# parametrization

• December 10th 2009, 02:02 AM
dizizviet
parametrization
I'm not sure when my instructor covered this but i don't even know what the question is asking and what to even do...
Find a parametrization for the line segment beginning at P1 and ending at P2

• December 10th 2009, 03:40 AM
HallsofIvy
Quote:

Originally Posted by dizizviet
I'm not sure when my instructor covered this but i don't even know what the question is asking and what to even do...
Find a parametrization for the line segment beginning at P1 and ending at P2

Parametric equations for a straight line would be of the form x= at+ b, y= ct+ d, z= et+ f with t a variable.

x goes from 1 to 0. Can you find x= at+ b so that when t=0, x= 1 and when t= 1, x= 0?

y is always -2. Can you find y= ct+ d so that when t= 0, y= -2 and when t= 1, y= -2? (Yes, that is really easy!)

z goes from 2 to 1/4. Can you find z= et+ f so that when t= 0, z= 2 and when t= 1, z= 1/4?

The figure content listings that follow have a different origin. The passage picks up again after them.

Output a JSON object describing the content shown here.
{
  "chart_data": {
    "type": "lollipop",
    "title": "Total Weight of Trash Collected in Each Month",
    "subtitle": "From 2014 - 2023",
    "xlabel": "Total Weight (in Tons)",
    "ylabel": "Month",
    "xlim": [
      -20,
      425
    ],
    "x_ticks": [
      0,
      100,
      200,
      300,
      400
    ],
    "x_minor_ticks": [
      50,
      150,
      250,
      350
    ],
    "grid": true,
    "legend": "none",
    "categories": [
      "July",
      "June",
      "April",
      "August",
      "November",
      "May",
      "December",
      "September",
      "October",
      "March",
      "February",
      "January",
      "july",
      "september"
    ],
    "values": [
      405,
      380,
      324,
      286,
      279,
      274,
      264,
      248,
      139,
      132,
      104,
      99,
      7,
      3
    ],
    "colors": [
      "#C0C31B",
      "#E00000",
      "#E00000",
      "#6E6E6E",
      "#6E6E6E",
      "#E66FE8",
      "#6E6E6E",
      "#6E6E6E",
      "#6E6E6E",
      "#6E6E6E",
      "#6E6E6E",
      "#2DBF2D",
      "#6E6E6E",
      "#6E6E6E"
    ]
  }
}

(I just chose t= 0 and 1 at the two points to make it easy. There are many different parametric equations for a single line.)
• December 12th 2009, 03:22 PM
dizizviet
this may sound stupid but when i plug in those variables i what do i do with the a or b variable?
• December 13th 2009, 05:58 AM
Plato
Here is the answer: $\left( {1 - t, - 2,2 - \frac{7}{4}t} \right)$

Now you tell us why that is the answer.
• December 13th 2009, 05:31 PM
dizizviet
i did the work..
P1: (1,-2,2) P2: (0,-2,1/4)
(1,-2,2)-(0,-2,1/4) = (1,0,7/4)
(0,-2,1/4) + t(1,0,7/4) = (t,-2, 1/4 + 7/4t)
But when i did this in reverse
(0,-2,1/4) - (1,-2,2) = (-1,0,-7/4)
(1,-2,2) + t(-1,0,-7/4) = (1-t,-2,2-7/4t)
I got the answer but i was wondering why i had to put P2 first instead of P1... and how is the top equations that HallsofIvy gave to me doesn't seem to be used while i was working on this. Or was it being used without me even realizing it?
And where is the rules at? i can't seem to find it....